Nicht zurückbehalten darf der Arbeitgeber daher generell

  • die Arbeitsbescheinigung;
  • die Lohnsteuerkarte und Lohnsteuerbescheinigung;
  • die schriftliche Mitteilung über die sozialversicherungsrechtliche Abmeldung;
  • die Urlaubsbescheinigung, also den Nachweis über den im laufenden Kalenderjahr gewährten oder abgegoltenen Urlaub;
  • das Zeugnis.

Der Arbeitgeber wird in der Regel zur Durchsetzung von Gegenansprüchen die vorübergehende Zurückbehaltung der Arbeitsvergütung in Betracht ziehen.

Dabei muss er beachten, dass er zu einer Kürzung der bereits fälligen Sozialabgaben nicht berechtigt sind. Außerdem muss er dem Arbeitnehmer den unpfändbaren Teil des Nettolohns auszahlen.

Laut Sozialgesetzbuch ist der Arbeitgeber auch dann zur Abführung des Gesamtsozialversicherungsbeitrags verpflichtet ist, wenn er den Lohn an den Arbeitnehmer gar nicht auszahlen will oder kann. Voraussetzung der Fälligkeit der Sozialbeiträge ist allein, dass der Arbeitnehmer unter der Geltung einer bestimmten Vergütungsregelung während eines Monats gearbeitet hat.

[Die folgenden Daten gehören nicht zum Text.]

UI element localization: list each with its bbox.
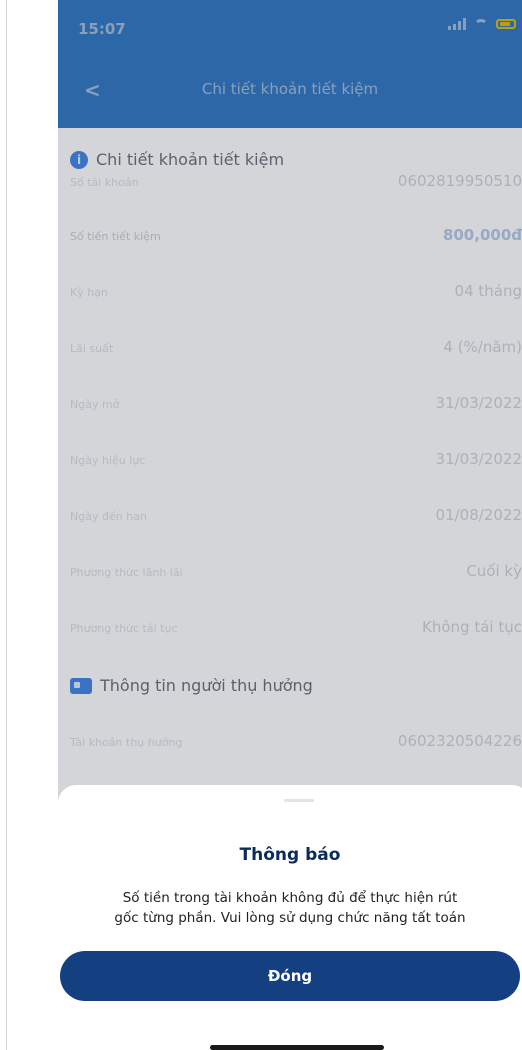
dialog-message-line2: gốc từng phần. Vui lòng sử dụng chức năn… bbox=[114, 910, 466, 926]
phone-screen: 15:07 < Chi tiết khoản tiết kiệm i Chi t… bbox=[58, 0, 522, 1050]
close-button[interactable]: Đóng bbox=[60, 951, 520, 1001]
dialog-message-line1: Số tiền trong tài khoản không đủ để thực… bbox=[122, 890, 458, 906]
dialog-message: Số tiền trong tài khoản không đủ để thực… bbox=[58, 888, 522, 928]
drag-handle[interactable] bbox=[284, 799, 314, 802]
left-divider bbox=[6, 0, 7, 1050]
notification-sheet: Thông báo Số tiền trong tài khoản không … bbox=[58, 785, 522, 1050]
home-indicator bbox=[210, 1045, 384, 1050]
dialog-title: Thông báo bbox=[239, 845, 341, 865]
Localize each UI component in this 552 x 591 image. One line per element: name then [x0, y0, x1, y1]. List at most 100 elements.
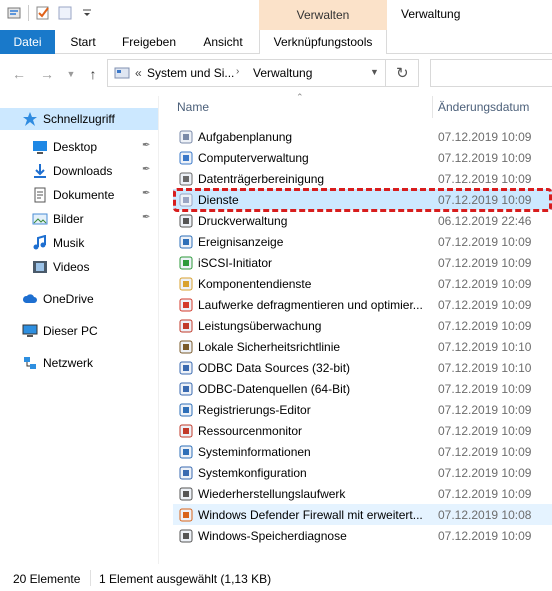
status-separator: [90, 570, 91, 586]
new-folder-icon[interactable]: [57, 5, 73, 21]
file-name: Komponentendienste: [198, 276, 312, 291]
sidebar-item-label: Desktop: [53, 140, 98, 154]
sidebar-item-downloads[interactable]: Downloads ✒: [0, 160, 158, 182]
file-date: 07.12.2019 10:09: [438, 276, 532, 291]
file-name: Systeminformationen: [198, 444, 311, 459]
sidebar-item-musik[interactable]: Musik: [0, 232, 158, 254]
tab-freigeben[interactable]: Freigeben: [112, 30, 186, 54]
sidebar-item-dokumente[interactable]: Dokumente ✒: [0, 184, 158, 206]
pin-icon[interactable]: ✒: [142, 164, 152, 176]
file-row[interactable]: Systeminformationen 07.12.2019 10:09: [173, 441, 552, 462]
breadcrumb-system[interactable]: System und Si...: [147, 66, 234, 80]
sidebar-item-bilder[interactable]: Bilder ✒: [0, 208, 158, 230]
file-row[interactable]: Registrierungs-Editor 07.12.2019 10:09: [173, 399, 552, 420]
properties-icon[interactable]: [6, 5, 22, 21]
address-dropdown-icon[interactable]: ▼: [370, 67, 379, 77]
file-date: 07.12.2019 10:09: [438, 318, 532, 333]
sort-ascending-icon: ⌃: [296, 92, 304, 102]
pin-icon[interactable]: ✒: [142, 212, 152, 224]
file-name: Registrierungs-Editor: [198, 402, 311, 417]
file-row[interactable]: Leistungsüberwachung 07.12.2019 10:09: [173, 315, 552, 336]
column-separator[interactable]: [432, 96, 433, 118]
context-tab-group-label: Verwalten: [259, 0, 387, 30]
pane-divider: [158, 96, 159, 564]
file-row[interactable]: Lokale Sicherheitsrichtlinie 07.12.2019 1…: [173, 336, 552, 357]
shortcut-icon: [178, 297, 194, 313]
sidebar-item-schnellzugriff[interactable]: Schnellzugriff: [0, 108, 158, 130]
file-row[interactable]: Windows Defender Firewall mit erweitert.…: [173, 504, 552, 525]
breadcrumb-chevron-icon[interactable]: ›: [236, 66, 239, 77]
status-selection: 1 Element ausgewählt (1,13 KB): [99, 572, 272, 586]
file-row[interactable]: Ereignisanzeige 07.12.2019 10:09: [173, 231, 552, 252]
column-header-date[interactable]: Änderungsdatum: [438, 100, 529, 114]
file-date: 07.12.2019 10:09: [438, 129, 532, 144]
file-name: Windows Defender Firewall mit erweitert.…: [198, 507, 423, 522]
file-row[interactable]: Ressourcenmonitor 07.12.2019 10:09: [173, 420, 552, 441]
breadcrumb-overflow[interactable]: «: [135, 66, 142, 80]
recent-locations-icon[interactable]: ▼: [62, 65, 80, 83]
file-row[interactable]: Windows-Speicherdiagnose 07.12.2019 10:09: [173, 525, 552, 546]
file-row[interactable]: ODBC Data Sources (32-bit) 07.12.2019 10:…: [173, 357, 552, 378]
up-arrow-icon[interactable]: ↑: [84, 65, 102, 83]
sidebar-item-netzwerk[interactable]: Netzwerk: [0, 352, 158, 374]
tab-datei[interactable]: Datei: [0, 30, 55, 54]
tab-start[interactable]: Start: [60, 30, 106, 54]
file-date: 07.12.2019 10:09: [438, 423, 532, 438]
forward-arrow-icon[interactable]: →: [38, 65, 56, 83]
file-row[interactable]: Komponentendienste 07.12.2019 10:09: [173, 273, 552, 294]
sidebar-item-label: Downloads: [53, 164, 113, 178]
ribbon-tabs: Datei Start Freigeben Ansicht Verknüpfun…: [0, 30, 552, 54]
videos-icon: [32, 259, 48, 275]
file-row[interactable]: Datenträgerbereinigung 07.12.2019 10:09: [173, 168, 552, 189]
refresh-button[interactable]: ↻: [385, 59, 419, 87]
customize-toolbar-icon[interactable]: [79, 5, 95, 21]
back-arrow-icon[interactable]: ←: [10, 65, 28, 83]
file-name: Windows-Speicherdiagnose: [198, 528, 347, 543]
file-row[interactable]: Laufwerke defragmentieren und optimier..…: [173, 294, 552, 315]
shortcut-icon: [178, 465, 194, 481]
sidebar-item-label: Bilder: [53, 212, 84, 226]
window-title: Verwaltung: [401, 7, 461, 21]
sidebar-item-desktop[interactable]: Desktop ✒: [0, 136, 158, 158]
file-row[interactable]: iSCSI-Initiator 07.12.2019 10:09: [173, 252, 552, 273]
file-name: Computerverwaltung: [198, 150, 309, 165]
checkmark-icon[interactable]: [35, 5, 51, 21]
file-date: 07.12.2019 10:10: [438, 360, 532, 375]
file-date: 07.12.2019 10:09: [438, 255, 532, 270]
highlight-annotation: [173, 188, 552, 212]
file-row[interactable]: Wiederherstellungslaufwerk 07.12.2019 10:…: [173, 483, 552, 504]
search-input[interactable]: [430, 59, 552, 87]
file-name: ODBC-Datenquellen (64-Bit): [198, 381, 351, 396]
sidebar-item-label: Videos: [53, 260, 90, 274]
sidebar-item-label: Netzwerk: [43, 356, 94, 370]
file-row[interactable]: Computerverwaltung 07.12.2019 10:09: [173, 147, 552, 168]
sidebar-item-videos[interactable]: Videos: [0, 256, 158, 278]
title-bar: Verwalten Verwaltung: [0, 0, 552, 30]
file-date: 07.12.2019 10:09: [438, 234, 532, 249]
sidebar-item-onedrive[interactable]: OneDrive: [0, 288, 158, 310]
shortcut-icon: [178, 339, 194, 355]
tab-verknuepfungstools[interactable]: Verknüpfungstools: [259, 30, 387, 54]
shortcut-icon: [178, 276, 194, 292]
shortcut-icon: [178, 528, 194, 544]
shortcut-icon: [178, 318, 194, 334]
desktop-folder-icon: [32, 139, 48, 155]
pin-icon[interactable]: ✒: [142, 140, 152, 152]
file-name: Aufgabenplanung: [198, 129, 293, 144]
column-header-name[interactable]: Name: [177, 100, 209, 114]
file-row[interactable]: Druckverwaltung 06.12.2019 22:46: [173, 210, 552, 231]
refresh-icon: ↻: [396, 65, 409, 82]
file-row[interactable]: Systemkonfiguration 07.12.2019 10:09: [173, 462, 552, 483]
pin-icon[interactable]: ✒: [142, 188, 152, 200]
sidebar-item-dieser-pc[interactable]: Dieser PC: [0, 320, 158, 342]
sidebar-item-label: OneDrive: [43, 292, 94, 306]
tab-ansicht[interactable]: Ansicht: [192, 30, 254, 54]
file-row[interactable]: ODBC-Datenquellen (64-Bit) 07.12.2019 10:…: [173, 378, 552, 399]
address-bar[interactable]: « System und Si... › Verwaltung ▼: [107, 59, 419, 87]
breadcrumb-verwaltung[interactable]: Verwaltung: [253, 66, 312, 80]
file-date: 07.12.2019 10:09: [438, 444, 532, 459]
file-row[interactable]: Aufgabenplanung 07.12.2019 10:09: [173, 126, 552, 147]
shortcut-icon: [178, 360, 194, 376]
file-date: 07.12.2019 10:10: [438, 339, 532, 354]
file-date: 07.12.2019 10:09: [438, 486, 532, 501]
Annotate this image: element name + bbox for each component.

Auch ein dem Arbeitnehmer vorenthaltener Lohn löst die Pflicht zur Abführung der Sozialabgaben aus. Führt er ihn nicht ab, kann er sich sogar strafbar machen.

Das heißt im Ergebnis, dass das Zurückbehaltungsrecht nur am Nettolohnanspruch und an der Lohnsteuer ausgeübt werden kann.

Diese Beschränkung des Zurückbehaltungsrechts folgt aus dem Bürgerlichen Gesetzbuch.

Da die Arbeitsvertragsparteien über ihr Vertragsverhältnis frei verfügen können, ist auch ein vertraglicher Verzicht des Arbeitnehmers und/oder des Arbeitgebers auf das Zurückbehaltungsrecht möglich.

Das gilt jedoch nur dann, wenn dieser Verzicht im Weg einer individuell ausgehandelten Vertragsbestimmung erklärt wird. Ein Verzicht des Arbeitnehmers ist dagegen unwirksam, wenn er Teil der vom Arbeitgeber vorformulierten allgemeinen Vertragsbedingungen ist.